In Honduras, Corpses Are Being Traded for Sloppy Imperial Policy

In June, a group of academics from around Latin America plus the US wrote a letter to the State Department railing against the US military presence in Honduras and demanding that aid to the country’s abusive law enforcement apparatus be halted. They exposed the drug war as the farce it is, charging “we are the ones providing all the corpses in your war” and arguing that “combatting drug trafficking is not a legitimate justification for the US to fund and train security forces that usurp democratic governments and violently repress our people.”

The Obama administration has expanded the US military’s presence in Honduras considerably, including sending in commando-style DEA troops to kill and capture people involved in drug trafficking. In just the last few months, those DEA agents have been implicated in killings on three separate instances, one of which ended with four dead civilians, two of whom were pregnant women. Increased US-Honduran cooperation has occurred in tandem with widespread human rights abuses and forced disappearances of political opponents and journalists.
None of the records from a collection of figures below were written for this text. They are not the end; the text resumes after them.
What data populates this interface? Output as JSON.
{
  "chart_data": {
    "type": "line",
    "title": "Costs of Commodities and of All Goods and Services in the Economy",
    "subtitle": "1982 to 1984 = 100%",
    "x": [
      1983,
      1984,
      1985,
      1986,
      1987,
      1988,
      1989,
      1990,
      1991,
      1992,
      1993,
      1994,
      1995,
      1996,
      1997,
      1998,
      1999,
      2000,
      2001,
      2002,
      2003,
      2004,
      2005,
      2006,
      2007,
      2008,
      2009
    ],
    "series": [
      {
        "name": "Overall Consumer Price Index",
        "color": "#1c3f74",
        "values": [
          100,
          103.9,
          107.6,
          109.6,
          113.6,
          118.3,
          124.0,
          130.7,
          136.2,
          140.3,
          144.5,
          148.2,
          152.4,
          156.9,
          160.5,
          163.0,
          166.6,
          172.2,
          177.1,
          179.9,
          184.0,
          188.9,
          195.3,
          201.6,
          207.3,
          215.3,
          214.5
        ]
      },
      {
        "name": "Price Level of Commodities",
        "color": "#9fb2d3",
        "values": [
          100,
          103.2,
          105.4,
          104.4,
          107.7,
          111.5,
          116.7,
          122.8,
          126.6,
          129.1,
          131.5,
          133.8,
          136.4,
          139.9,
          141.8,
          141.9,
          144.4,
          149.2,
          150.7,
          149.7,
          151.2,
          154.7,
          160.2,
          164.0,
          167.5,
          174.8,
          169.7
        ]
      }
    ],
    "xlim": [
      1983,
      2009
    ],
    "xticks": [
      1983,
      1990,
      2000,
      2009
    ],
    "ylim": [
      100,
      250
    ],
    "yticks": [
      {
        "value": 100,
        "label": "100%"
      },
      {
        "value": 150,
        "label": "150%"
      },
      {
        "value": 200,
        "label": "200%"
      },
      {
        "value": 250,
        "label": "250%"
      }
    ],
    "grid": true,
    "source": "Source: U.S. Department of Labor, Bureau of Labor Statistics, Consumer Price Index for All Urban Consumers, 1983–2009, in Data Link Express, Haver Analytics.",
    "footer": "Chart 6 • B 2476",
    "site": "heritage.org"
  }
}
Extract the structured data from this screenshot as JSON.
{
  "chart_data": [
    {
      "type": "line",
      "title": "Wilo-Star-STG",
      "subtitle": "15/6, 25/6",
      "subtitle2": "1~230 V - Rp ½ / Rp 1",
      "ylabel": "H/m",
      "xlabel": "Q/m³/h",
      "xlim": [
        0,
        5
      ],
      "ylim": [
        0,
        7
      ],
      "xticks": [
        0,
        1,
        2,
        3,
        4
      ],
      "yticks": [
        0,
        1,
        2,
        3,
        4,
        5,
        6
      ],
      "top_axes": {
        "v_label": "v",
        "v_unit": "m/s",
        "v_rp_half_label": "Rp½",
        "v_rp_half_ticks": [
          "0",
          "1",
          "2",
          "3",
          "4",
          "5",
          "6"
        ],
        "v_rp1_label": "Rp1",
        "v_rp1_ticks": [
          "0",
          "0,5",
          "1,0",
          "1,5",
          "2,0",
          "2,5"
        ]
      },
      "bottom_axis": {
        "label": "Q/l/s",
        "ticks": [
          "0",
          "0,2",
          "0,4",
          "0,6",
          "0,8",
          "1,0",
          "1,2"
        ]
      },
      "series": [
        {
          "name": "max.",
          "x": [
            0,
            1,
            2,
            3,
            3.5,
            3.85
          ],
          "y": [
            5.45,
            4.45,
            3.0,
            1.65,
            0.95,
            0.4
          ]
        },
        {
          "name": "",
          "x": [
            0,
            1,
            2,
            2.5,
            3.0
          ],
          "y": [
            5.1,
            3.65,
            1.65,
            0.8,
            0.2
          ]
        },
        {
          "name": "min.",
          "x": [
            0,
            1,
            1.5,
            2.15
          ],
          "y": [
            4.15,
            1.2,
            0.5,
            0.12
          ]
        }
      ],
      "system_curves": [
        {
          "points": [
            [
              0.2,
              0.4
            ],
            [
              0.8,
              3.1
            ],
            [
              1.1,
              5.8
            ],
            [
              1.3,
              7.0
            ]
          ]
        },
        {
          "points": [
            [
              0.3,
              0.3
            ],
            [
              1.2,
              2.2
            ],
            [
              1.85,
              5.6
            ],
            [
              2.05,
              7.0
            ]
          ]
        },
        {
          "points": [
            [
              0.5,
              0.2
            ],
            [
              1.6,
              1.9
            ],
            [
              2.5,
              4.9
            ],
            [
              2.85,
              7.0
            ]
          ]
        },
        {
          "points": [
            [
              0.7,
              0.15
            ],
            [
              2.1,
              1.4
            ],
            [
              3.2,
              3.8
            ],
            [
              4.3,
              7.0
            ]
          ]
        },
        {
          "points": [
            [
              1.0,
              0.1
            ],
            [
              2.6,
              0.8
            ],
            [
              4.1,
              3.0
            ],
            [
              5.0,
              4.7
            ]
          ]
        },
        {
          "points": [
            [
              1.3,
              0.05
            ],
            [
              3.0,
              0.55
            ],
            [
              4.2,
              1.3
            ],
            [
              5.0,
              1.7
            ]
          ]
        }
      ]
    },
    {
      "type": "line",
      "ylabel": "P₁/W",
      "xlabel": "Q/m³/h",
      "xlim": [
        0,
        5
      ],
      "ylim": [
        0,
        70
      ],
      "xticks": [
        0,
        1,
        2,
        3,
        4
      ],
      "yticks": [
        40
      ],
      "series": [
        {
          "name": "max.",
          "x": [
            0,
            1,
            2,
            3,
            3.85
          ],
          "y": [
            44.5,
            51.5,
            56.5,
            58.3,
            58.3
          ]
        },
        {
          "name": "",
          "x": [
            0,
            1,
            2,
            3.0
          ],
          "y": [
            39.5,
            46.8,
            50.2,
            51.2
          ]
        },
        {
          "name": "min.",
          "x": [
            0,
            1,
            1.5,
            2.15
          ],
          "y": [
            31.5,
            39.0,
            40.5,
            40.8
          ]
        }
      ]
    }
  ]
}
The letter slams Washington for supporting the military coup that took place in 2009:

Our country is in shambles; in part thanks to U.S. “support.” We can never know what would have happened, but had the U.S. State Department respected Honduran and Latin American diplomatic processes following the coup, perhaps our country might not today be considered nationally and internationally as an example of a “failed state.”

…The direct effect of U.S. policy toward Honduras has been to further strengthen the hand of the very people responsible for plotting, carrying out, legitimating, and violently imposing the coup d’état: the armed forces, the court system, the attorney general’s office, the police and powerful business groups. Military officers who led the coup have been assigned top-level positions within the current administration of President Lobo. With “security” as an explanation, Honduran armed forces are no longer required to account for the resources they use and can now make purchases without a tendering process. The current Honduran administration has put our poorly respected civil liberties at greater risk by deputizing soldiers to act as police despite their not being trained for that function but instead having been trained to exterminate the enemy, and giving police, with the new wiretap law, broad powers to audit the personal communication of citizens requiring neither a judge’s nor a DA’s order. All this, in turn, has intensified the climate of insecurity in our country, where citizens often have more reason to fear security forces than they do drug traffickers and gangs.

Then last week the State Department made an announcement that seemed a direct response to the letter, declaring the US would halt aid to Honduras…with some important caveats.

The U.S. government is withholding funds to Honduran law enforcement units directly supervised by their new national police chief until the U.S. can investigate allegations that he ran a death squad a decade ago, according to a State Department report released this week.

The report says the State Department “is aware of allegations of human rights violations related to Police Chief Juan Carlos Bonilla’s service” and that the U.S. government has established a working group to investigate.

The U.S. had pledged $56 million in bilateral security and development assistance for 2012 in Honduras, where tons of drugs pass through each year on their way to the United States. Under the new guidelines, the U.S. is limiting assistance so that it only goes to special Honduran law enforcement units, staffed by Honduran personnel “who receive training, guidance, and advice directly from U.S. law enforcement and are not under Bonilla’s direct supervision,” according to the report.

Nice try, America. So basically the great bulk of US aid to Honduras, which is helping to tear the country apart and steal the rights of the Honduran people, will continue, while some small portion that has some direct connection to a single thuggish police chief is being temporarily halted. The problem is clearly much bigger than one police chief, but the US continues to justify promoting state-terrorism in the name of fighting drugs.

But, as the letter signed by hundreds of academics explained to the State Department “the police and armed forces” that are being armed and trained by Washington “are an integral part of the problem; many of their members are deeply complicit in the drug trade.”